Several teams of investigators are examining the evidence on what may have caused the eight-lane Interstate 35W bridge to .
"It's hard to be conclusive so early, but it looks like the main support, the main steel arch, may have given way or something right near it," Richard Stehly, an expert in bridge engineering and co-founder of St. Paul, Minn.-based American Engineering Testing, told CBS Evening News anchor Katie Couric.
"Also, the things that support the main arch, the foundations on either bank, perhaps they did. But investigators will look at everything. They will look at the materials. They will look at all the pieces of debris. And they'll find out the cause, because we need to learn the reason for its failure."
Inspections as far back as 2000 on the bridge identified both corrosion in the steel and a lot of cracking, says Stehly.
Questions are also being raised about a 2005 report in the U.S. Department of Transportation's National Bridge Inventory that rated the bridge as "structurally deficient" and possibly in need of replacement.
The report said there were fatigued details on the main truss and floor truss system. Yet it concluded there was no need to prematurely replace the bridge because of fatigue cracking, avoiding the high cost associated with such a large project.
When the bridge was built 40 years ago, it was state of the art, a massive steel arch spanning the Mississippi. But the bridge was designed without the extra support common to later designs, which meant that if one component failed, the whole bridge was likely to fall, reported CBS station WCCO-TV in Minneapolis.
Federal officials alerted states Thursday to immediately inspect all bridges similar to the Minneapolis bridge that collapsed.
President Bush, who will travel to the scene of the disaster on Saturday, said the federal government would help rebuild the bridge in the city that will host next year's Republican National Convention.
"We in the federal government must respond, and respond robustly, to help the people there not only recover, but to make sure that lifeline of activity — that bridge — gets rebuilt as quickly as possible," Mr. Bush said.

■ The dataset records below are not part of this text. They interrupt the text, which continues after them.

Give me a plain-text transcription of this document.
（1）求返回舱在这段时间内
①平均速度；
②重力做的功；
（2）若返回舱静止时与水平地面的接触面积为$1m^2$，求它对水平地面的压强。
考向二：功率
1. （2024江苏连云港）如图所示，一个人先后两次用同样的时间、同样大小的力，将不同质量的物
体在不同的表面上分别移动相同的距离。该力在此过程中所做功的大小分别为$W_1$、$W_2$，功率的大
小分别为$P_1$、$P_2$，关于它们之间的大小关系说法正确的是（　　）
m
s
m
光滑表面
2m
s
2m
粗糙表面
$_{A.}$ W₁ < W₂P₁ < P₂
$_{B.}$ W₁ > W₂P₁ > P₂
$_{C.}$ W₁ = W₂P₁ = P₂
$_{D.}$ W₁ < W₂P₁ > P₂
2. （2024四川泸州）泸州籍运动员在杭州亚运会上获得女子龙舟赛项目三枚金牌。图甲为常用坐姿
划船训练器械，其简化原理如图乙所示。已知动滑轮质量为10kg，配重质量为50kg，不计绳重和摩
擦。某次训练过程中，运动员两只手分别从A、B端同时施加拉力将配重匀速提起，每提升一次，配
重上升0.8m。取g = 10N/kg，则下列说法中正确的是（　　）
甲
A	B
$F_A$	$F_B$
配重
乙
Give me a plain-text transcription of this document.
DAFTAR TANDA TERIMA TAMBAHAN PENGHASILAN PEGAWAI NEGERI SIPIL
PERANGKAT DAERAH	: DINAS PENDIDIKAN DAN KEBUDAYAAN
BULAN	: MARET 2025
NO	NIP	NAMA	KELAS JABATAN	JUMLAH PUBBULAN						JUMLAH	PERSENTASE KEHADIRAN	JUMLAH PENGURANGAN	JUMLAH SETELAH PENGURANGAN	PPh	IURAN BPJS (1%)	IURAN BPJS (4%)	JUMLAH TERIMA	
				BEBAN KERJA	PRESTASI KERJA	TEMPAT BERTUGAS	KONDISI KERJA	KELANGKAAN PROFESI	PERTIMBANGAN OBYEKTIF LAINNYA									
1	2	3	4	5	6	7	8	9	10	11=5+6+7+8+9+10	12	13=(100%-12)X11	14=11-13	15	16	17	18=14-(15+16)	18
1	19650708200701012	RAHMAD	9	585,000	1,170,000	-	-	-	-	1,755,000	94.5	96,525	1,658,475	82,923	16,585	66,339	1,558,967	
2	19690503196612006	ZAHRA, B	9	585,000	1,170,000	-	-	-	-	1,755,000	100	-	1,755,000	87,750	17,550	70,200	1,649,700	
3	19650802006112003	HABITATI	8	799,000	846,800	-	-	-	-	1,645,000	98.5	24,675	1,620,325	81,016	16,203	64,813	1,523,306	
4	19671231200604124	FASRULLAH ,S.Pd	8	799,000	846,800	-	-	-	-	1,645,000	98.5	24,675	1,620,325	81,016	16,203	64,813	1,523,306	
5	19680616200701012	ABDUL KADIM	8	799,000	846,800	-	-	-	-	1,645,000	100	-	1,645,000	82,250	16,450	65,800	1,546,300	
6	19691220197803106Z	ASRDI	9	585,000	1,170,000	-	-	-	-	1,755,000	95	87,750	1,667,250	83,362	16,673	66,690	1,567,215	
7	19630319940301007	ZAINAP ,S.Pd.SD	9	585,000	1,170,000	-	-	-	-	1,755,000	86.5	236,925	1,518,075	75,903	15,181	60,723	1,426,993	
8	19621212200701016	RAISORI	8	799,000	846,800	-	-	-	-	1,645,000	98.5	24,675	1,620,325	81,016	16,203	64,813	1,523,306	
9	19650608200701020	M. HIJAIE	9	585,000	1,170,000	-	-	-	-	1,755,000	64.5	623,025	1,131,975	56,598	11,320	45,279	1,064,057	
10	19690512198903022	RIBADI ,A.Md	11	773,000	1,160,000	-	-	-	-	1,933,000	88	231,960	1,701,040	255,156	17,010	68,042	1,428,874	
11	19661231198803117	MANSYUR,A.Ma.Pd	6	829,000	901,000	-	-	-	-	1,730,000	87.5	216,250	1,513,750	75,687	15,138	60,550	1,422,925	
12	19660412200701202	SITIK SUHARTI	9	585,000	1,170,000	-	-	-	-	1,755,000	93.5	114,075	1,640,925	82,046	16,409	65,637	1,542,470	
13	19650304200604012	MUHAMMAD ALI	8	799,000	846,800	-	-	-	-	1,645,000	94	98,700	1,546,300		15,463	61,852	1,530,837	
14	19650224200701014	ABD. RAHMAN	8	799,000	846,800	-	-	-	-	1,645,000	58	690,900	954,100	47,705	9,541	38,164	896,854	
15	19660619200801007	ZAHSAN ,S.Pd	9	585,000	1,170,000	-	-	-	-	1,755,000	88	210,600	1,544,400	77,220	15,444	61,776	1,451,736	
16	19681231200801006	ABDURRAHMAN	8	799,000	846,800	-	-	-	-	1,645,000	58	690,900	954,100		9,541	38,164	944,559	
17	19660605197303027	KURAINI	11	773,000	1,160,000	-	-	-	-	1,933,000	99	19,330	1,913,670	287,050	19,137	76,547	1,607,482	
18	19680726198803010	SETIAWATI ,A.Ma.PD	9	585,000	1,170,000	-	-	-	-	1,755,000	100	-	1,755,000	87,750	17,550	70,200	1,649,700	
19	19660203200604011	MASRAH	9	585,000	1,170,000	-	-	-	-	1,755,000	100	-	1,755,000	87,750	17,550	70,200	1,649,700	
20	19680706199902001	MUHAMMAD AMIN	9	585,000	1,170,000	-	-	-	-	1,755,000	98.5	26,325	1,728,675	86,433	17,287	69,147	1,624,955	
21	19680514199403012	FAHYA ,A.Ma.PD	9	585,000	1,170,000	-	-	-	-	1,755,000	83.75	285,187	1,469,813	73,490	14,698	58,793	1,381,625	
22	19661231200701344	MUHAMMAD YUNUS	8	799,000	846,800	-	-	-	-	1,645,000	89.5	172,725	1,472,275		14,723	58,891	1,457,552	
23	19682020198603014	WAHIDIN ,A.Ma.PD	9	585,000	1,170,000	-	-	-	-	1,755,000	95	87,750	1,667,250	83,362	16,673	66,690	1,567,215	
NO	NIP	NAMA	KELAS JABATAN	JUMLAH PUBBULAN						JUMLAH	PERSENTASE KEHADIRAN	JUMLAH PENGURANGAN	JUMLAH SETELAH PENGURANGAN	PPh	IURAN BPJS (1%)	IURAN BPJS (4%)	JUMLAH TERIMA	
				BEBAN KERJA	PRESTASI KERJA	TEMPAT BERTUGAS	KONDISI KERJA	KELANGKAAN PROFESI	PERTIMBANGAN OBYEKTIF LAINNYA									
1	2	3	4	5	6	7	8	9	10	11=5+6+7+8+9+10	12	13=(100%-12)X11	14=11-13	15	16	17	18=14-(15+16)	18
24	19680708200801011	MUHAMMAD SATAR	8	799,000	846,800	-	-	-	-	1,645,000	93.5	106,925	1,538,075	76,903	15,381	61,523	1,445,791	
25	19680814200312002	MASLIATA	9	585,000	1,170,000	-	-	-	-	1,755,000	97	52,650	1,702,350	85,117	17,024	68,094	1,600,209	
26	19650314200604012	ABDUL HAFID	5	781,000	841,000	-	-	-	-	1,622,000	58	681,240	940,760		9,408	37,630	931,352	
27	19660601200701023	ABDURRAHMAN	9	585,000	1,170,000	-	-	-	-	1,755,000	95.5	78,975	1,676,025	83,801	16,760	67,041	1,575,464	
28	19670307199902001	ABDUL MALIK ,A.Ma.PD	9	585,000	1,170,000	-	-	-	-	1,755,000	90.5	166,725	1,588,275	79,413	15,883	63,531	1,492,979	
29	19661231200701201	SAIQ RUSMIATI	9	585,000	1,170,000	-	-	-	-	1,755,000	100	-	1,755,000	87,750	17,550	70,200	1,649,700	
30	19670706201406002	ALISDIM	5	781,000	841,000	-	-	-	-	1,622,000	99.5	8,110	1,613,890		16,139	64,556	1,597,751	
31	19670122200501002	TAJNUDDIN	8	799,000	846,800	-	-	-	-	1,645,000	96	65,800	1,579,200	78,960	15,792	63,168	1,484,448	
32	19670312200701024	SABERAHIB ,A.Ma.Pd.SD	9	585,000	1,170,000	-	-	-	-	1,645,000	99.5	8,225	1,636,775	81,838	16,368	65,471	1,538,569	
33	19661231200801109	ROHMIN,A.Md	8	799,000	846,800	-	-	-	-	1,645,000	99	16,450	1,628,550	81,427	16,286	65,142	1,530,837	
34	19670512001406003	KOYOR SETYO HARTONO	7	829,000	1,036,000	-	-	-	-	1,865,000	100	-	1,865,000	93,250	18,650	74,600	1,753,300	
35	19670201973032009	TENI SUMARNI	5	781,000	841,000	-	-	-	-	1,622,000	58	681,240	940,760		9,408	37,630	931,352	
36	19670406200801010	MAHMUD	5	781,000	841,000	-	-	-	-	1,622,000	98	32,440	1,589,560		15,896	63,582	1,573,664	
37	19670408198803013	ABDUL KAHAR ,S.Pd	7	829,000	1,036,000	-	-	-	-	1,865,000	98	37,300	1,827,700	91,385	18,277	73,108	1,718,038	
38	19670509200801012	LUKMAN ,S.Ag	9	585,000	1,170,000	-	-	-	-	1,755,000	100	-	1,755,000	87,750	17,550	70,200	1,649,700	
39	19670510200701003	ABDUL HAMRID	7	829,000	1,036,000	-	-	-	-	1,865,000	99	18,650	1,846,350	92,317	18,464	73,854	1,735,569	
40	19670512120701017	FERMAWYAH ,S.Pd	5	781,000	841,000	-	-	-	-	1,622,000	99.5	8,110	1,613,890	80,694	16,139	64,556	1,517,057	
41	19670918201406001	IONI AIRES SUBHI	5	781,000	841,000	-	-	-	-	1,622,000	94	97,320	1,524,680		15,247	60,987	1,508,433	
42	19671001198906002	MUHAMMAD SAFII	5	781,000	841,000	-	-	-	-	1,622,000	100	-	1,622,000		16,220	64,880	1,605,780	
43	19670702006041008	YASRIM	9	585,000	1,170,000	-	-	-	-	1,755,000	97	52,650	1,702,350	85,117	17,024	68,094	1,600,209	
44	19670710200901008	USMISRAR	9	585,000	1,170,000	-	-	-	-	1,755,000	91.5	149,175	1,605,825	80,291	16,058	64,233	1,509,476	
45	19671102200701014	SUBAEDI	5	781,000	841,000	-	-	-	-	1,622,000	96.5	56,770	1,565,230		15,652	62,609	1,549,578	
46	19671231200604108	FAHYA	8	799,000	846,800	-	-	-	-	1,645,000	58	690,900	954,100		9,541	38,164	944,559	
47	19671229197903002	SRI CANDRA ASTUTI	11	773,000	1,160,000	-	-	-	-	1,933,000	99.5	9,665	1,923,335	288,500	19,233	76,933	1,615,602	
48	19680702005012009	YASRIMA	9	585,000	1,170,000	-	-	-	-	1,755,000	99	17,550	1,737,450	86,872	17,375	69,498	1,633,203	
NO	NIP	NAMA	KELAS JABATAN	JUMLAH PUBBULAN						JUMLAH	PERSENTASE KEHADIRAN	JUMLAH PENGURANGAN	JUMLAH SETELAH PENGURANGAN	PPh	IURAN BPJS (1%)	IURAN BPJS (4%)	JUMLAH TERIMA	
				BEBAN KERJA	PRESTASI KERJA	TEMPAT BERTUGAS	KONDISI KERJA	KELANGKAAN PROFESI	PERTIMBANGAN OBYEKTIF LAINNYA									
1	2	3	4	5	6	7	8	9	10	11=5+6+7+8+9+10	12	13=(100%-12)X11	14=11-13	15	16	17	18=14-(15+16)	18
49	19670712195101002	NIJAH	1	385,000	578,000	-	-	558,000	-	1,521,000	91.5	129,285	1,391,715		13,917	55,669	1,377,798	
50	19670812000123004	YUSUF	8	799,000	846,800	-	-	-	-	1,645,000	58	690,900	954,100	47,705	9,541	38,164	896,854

Still stung by harsh criticism of the government's sluggish response to Hurricane Katrina, Mr. Bush talked with state and local officials in Minnesota, and the administration dispatched officials to the scene.
The House Transportation Committee quickly approved legislation Thursday that would direct $250 million to Minnesota to help it replace the bridge.
The White House said a U.S. inspection of the 40-year-old bridge in 2005 found problems. The Interstate 35W span rated 50 on a scale of 100 for structural stability and was classified as "structurally deficient," transportation officials said.
The designation means some portions of the bridge needed to be scheduled for repair or replacement, and it was on a schedule for inspection every two years. "It didn't mean that the bridge is unsafe," Transportation Secretary Mary Peters said.